3. Autori
Le Grazie (1812-1813) Le Grazie sono un poemetto incompiuto in endecasillabi sciolti. L’opera avrebbe dovuto essere dedicata ad Antonio Canova, il grande scultore neoclassico che nel 1812 aveva incominciato a lavorare al grande gruppo marmoreo intitolato appunto Le Grazie. Il poeta lavorò a quest’opera in vari momenti, ma specialmente durante il soggiorno fiorentino del 1812-13, in coincidenza coi tragici eventi della campagna di Russia e del crollo del Regno Italico. Il progetto, più volte rielaborato e mai giunto a una redazione definitiva, era incentrato sulla esaltazione della bellezza (rappresentata da Venere) e sulla funzione civilizzatrice dell’arte (rappresentata dalle Grazie).
Il primo inno è dedicato a Venere, simbolo della bellezza e della segreta armonia dell’universo.
Il secondo inno è dedicato a Vesta, che rappresenta le varie forme dell’operosità umana.
Il terzo inno è dedicato a Pallade, dea delle arti consolatrici.
II poeta ha innalzato un’ara alle Grazie presso Firenze e, alla presenza del Canova, rievoca la storia delle tre dee: giunte in Grecia dal mare insieme con la madre Venere, esse cominciano a diffondervi i sentimenti che presiedono all’incivilimento degli uomini: la modestia, la pudicizia amorosa ecc. Mentre Venere risale all’Olimpo, le Grazie rimangono a consolare gli uomini coi loro doni, l’armonia dell’arte e la verecondia; quindi, dopo la conquista di Costantinopoli da parte dei turchi, giungono profughe in Italia (si riaffaccia qui, velatamente, il motivo autobiografico dell’esilio).
Il poeta introduce presso l’ara delle Grazie nella villa di Bellosguardo, nelle vicinanze di Firenze, tre bellissime donne (Eleonora Nencini, Cornelia Martinetti e Maddalena Bignami, incarnazioni rispettivamente della musica, della danza e della poesia), a celebrare i riti sacri alle dee.
Per sottrarre le Grazie all’impeto delle umane passioni, Pallade guida le tre dee nell’isola favolosa di Atlantide, dove fa tessere da Psiche, dalle Ore e da Flora, dea della primavera, un velo che protegga le Grazie dalle offese di Amore e delle Tenebre (cioè dalla passione amorosa e dalle guerre - con polemica allusione alle guerre di conquista napoleoniche). Sul velo le divinità minori intessono scene raffiguranti le “illusioni”, i vincoli sociali e di sangue che guidano il cammino della civiltà - e che sono al tempo stesso i miti più cari alla musa foscoliana: la giovinezza danzante che «discende un clivo onde nessun risale»; la pudicizia, l’amore coniugale (due tortorelle che escono da un bosco di mirto «mormorando ai baci»); la pietà (un guerriero che sogna i «miseri» genitori e al risveglio guarda sospirando i suoi prigionieri); l’ospitalità (ad una festante riunione, il Genio del convito incorona per prime le tazze degli esuli); l’amore materno (una donna veglia di notte il suo nato, temendone i vagiti come presagio di morte). Così, protette dal velo, le Grazie potranno tornare, pur tra la fiamma delle passioni, a consolare gli esseri umani.

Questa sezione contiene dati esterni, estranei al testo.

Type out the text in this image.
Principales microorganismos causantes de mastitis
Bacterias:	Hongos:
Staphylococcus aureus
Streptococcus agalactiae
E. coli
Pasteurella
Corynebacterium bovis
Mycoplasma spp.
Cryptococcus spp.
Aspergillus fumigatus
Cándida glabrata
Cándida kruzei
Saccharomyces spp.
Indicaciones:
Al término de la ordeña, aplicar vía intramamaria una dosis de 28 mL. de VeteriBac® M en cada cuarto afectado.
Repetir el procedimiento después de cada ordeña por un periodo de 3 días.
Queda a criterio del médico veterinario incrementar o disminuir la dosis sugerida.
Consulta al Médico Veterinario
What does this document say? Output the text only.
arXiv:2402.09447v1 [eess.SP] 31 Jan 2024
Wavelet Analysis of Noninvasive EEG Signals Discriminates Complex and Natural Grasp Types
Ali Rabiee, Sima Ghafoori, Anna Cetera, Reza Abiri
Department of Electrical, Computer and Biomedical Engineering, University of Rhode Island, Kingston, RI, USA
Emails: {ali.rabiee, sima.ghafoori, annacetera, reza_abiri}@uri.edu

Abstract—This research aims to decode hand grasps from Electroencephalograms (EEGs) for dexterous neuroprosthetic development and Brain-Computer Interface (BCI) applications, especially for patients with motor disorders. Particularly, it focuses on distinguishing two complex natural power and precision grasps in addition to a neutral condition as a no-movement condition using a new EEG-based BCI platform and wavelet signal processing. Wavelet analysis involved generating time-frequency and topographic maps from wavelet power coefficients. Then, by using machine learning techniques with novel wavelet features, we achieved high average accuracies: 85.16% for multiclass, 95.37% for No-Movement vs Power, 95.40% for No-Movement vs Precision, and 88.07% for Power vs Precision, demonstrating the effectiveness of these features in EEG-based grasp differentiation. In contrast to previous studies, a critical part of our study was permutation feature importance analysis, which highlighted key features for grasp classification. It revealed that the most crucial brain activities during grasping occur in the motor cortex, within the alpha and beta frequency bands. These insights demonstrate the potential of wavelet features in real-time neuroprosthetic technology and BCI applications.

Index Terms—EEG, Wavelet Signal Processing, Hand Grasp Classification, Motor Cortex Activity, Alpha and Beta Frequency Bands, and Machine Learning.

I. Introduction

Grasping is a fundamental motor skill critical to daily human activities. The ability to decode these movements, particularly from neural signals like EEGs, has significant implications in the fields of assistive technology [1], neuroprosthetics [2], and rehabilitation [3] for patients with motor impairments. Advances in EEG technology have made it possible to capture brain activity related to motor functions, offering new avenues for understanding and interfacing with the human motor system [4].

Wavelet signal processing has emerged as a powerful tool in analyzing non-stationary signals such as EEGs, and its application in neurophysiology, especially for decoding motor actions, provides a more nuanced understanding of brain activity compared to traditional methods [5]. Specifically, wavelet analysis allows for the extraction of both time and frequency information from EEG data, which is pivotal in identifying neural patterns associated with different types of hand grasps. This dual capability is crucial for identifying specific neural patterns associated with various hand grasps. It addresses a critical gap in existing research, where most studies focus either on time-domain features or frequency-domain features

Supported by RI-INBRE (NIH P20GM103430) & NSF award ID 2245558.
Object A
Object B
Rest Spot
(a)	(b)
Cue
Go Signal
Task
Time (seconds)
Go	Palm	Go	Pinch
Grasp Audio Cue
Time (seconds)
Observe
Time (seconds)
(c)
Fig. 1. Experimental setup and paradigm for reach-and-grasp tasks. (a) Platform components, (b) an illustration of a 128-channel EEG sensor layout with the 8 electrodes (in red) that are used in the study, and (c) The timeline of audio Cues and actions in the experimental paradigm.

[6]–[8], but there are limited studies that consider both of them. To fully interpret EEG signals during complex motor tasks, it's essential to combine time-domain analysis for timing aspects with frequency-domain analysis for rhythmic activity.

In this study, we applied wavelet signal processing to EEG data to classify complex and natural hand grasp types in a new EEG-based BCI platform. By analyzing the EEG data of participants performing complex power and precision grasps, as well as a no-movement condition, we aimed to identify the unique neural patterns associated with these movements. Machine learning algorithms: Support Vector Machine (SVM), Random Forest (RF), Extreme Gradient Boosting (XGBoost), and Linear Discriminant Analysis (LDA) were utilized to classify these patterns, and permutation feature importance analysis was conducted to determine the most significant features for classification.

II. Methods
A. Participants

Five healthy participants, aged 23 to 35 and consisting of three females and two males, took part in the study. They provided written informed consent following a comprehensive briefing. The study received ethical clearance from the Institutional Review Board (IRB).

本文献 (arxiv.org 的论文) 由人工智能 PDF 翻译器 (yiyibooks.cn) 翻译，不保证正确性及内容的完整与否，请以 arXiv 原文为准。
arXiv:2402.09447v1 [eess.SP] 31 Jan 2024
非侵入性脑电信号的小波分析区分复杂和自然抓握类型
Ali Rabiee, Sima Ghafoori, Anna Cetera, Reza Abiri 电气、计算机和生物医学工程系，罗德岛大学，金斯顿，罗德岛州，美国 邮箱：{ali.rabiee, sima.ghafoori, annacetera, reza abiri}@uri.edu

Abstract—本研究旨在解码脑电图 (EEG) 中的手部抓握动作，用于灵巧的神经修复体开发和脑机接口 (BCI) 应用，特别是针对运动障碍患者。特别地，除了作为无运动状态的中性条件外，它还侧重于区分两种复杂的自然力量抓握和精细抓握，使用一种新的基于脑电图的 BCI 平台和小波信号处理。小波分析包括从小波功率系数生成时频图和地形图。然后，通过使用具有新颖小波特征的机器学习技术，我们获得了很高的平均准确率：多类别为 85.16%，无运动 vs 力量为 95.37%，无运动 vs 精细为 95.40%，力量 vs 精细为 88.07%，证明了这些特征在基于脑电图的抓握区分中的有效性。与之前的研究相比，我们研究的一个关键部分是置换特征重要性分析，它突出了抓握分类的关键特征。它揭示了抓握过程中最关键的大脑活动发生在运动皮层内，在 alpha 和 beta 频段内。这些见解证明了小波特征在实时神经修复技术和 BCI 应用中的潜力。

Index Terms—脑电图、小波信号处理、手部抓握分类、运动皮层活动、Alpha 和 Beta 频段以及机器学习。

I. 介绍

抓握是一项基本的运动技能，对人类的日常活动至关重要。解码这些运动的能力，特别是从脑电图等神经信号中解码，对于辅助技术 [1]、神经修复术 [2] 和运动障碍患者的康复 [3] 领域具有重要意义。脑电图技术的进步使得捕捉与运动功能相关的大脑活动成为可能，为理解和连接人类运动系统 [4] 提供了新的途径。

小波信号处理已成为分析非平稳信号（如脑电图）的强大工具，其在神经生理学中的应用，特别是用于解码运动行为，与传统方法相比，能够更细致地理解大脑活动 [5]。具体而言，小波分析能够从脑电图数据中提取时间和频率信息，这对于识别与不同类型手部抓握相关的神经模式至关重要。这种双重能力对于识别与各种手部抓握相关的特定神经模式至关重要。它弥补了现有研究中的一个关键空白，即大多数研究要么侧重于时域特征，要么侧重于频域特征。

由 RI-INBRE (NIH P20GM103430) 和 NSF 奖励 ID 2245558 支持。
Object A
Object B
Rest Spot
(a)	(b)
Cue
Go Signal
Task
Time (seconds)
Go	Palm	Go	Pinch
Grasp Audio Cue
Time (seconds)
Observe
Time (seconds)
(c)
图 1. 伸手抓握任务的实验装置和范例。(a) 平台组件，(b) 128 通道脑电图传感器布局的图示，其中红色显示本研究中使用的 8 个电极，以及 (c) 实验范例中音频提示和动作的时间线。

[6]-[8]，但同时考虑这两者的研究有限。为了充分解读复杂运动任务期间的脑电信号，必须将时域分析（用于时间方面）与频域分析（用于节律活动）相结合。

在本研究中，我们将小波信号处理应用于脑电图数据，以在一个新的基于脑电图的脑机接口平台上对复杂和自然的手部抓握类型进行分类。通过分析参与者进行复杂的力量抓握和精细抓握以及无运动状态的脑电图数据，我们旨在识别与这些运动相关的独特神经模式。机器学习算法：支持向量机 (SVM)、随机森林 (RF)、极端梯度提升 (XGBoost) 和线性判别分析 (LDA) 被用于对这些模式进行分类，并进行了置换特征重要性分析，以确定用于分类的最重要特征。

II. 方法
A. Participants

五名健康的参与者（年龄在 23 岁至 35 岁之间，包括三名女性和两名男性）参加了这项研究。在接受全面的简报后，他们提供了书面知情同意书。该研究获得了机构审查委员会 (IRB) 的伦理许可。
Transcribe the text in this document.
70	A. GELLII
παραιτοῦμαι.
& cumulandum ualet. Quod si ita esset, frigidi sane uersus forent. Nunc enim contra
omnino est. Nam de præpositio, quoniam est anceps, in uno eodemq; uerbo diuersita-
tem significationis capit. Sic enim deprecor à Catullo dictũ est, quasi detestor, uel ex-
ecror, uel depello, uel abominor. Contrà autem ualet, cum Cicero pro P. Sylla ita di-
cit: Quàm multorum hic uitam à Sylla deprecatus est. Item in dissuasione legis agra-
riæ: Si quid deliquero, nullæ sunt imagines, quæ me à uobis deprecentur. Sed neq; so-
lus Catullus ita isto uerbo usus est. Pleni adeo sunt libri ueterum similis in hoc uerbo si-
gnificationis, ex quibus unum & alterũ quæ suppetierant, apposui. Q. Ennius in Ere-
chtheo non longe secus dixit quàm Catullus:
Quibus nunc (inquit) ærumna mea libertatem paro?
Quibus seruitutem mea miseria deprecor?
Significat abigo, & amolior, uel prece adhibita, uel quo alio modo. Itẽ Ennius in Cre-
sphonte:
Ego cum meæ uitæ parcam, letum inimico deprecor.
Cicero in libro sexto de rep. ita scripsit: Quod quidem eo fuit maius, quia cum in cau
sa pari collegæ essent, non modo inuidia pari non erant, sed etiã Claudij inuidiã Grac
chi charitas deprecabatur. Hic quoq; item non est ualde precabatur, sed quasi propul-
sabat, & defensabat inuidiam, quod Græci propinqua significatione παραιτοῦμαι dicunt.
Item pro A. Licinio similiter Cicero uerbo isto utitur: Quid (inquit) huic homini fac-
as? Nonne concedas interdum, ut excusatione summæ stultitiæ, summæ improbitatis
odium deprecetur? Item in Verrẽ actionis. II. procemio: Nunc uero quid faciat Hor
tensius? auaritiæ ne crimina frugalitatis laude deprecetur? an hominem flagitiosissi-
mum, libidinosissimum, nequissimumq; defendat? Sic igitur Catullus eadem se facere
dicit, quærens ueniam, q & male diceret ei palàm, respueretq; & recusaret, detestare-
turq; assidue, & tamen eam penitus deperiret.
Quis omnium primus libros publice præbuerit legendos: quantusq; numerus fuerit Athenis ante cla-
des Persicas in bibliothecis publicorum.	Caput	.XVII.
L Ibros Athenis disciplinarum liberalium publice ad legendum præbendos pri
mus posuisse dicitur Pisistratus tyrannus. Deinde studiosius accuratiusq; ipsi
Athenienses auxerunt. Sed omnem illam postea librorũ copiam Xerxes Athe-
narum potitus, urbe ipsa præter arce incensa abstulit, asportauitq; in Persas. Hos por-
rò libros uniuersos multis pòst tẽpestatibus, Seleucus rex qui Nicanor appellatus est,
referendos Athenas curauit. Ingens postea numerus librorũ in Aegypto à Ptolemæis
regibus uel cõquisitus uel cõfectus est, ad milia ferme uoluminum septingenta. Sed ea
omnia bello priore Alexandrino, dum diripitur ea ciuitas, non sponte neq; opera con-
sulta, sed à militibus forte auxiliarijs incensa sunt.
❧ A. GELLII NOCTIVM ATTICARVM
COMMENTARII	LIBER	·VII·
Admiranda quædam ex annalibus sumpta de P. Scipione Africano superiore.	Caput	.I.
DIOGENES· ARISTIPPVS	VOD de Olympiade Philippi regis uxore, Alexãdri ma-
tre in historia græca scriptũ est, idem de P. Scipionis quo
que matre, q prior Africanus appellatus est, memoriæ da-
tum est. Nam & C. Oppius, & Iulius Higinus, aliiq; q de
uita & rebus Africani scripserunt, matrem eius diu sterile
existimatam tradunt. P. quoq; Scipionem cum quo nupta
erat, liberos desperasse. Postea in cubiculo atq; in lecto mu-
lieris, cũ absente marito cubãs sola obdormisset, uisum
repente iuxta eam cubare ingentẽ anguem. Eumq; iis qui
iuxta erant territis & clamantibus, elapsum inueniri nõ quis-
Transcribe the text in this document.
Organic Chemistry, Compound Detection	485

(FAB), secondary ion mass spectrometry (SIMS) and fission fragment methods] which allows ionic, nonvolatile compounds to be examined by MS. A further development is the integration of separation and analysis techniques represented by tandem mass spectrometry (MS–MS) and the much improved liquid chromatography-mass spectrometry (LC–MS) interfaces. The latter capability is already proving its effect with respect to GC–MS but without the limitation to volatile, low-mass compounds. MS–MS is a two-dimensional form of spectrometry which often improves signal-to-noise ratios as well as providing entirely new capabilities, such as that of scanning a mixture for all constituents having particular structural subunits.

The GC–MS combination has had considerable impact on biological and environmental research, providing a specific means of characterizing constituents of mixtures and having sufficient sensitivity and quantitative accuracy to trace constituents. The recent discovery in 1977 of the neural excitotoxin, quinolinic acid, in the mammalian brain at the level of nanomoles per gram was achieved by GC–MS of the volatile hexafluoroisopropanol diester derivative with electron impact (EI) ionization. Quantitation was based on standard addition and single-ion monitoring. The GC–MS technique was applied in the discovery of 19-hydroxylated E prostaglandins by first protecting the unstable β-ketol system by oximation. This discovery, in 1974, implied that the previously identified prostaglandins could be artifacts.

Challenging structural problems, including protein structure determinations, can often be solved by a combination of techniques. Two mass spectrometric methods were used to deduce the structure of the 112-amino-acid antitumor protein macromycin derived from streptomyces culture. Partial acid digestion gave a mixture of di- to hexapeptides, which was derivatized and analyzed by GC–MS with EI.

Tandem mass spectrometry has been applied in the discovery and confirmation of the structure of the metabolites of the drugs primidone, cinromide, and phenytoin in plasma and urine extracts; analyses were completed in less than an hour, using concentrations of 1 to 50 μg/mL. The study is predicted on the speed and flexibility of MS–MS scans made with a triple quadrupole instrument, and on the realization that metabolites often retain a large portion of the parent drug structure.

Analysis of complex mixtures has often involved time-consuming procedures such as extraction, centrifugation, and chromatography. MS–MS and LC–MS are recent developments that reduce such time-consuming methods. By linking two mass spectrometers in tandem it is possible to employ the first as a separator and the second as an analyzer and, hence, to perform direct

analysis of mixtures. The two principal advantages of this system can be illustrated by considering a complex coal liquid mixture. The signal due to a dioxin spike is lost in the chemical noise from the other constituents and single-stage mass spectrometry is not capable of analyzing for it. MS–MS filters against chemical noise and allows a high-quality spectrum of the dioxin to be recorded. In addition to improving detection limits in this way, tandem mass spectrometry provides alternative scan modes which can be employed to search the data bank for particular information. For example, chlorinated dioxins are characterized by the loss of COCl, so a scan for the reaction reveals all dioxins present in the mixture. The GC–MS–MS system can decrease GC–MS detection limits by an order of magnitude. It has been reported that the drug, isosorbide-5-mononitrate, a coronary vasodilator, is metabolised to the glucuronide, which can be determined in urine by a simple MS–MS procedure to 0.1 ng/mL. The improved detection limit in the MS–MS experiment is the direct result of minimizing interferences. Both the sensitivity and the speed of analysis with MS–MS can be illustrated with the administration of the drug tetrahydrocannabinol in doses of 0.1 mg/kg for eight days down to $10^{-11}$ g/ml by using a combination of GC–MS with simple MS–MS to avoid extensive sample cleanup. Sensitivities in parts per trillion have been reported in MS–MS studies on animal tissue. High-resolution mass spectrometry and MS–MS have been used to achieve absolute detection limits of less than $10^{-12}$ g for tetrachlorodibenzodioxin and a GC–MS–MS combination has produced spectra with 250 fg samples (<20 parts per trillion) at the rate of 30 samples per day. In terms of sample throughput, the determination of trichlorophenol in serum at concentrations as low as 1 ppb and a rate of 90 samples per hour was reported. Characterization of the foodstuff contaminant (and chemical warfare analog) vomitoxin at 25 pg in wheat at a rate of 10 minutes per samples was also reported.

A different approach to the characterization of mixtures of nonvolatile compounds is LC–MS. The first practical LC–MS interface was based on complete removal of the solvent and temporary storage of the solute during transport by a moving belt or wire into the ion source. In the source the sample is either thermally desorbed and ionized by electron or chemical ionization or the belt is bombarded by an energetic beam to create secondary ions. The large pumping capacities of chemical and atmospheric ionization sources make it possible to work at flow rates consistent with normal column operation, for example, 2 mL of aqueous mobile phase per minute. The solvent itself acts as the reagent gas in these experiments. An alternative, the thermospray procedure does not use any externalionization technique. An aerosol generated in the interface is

Storia e mito nelle Grazie Nel poemetto foscoliano si colgono evidenti richiami alla concezione della storia di Vico, per la funzione civilizzatrice che viene attribuita all’arte, strumento fondamentale per il superamento della primitiva ferocia che caratterizzava gli esseri umani al principio della loro storia. Tuttavia, nei versi di Foscolo mancano riferimenti espliciti agli avvenimenti storici che ne accompagnarono la stesura: il poeta crea una favola mitologica e sembra evitare il confronto con la contemporaneità. In realtà, il mito riveste in Foscolo una funzione “polemica” nei confronti della storia: non è, come in altri poeti neoclassici, un semplice luogo di fuga, ma assume una precisa funzione “etica”, proprio in contrapposizione alla ferocia degli avvenimenti storici. La storia non è dunque assente, ma costituisce un riferimento implicito costante, anche laddove la poesia di Foscolo sembra assumere un carattere di pura evasione.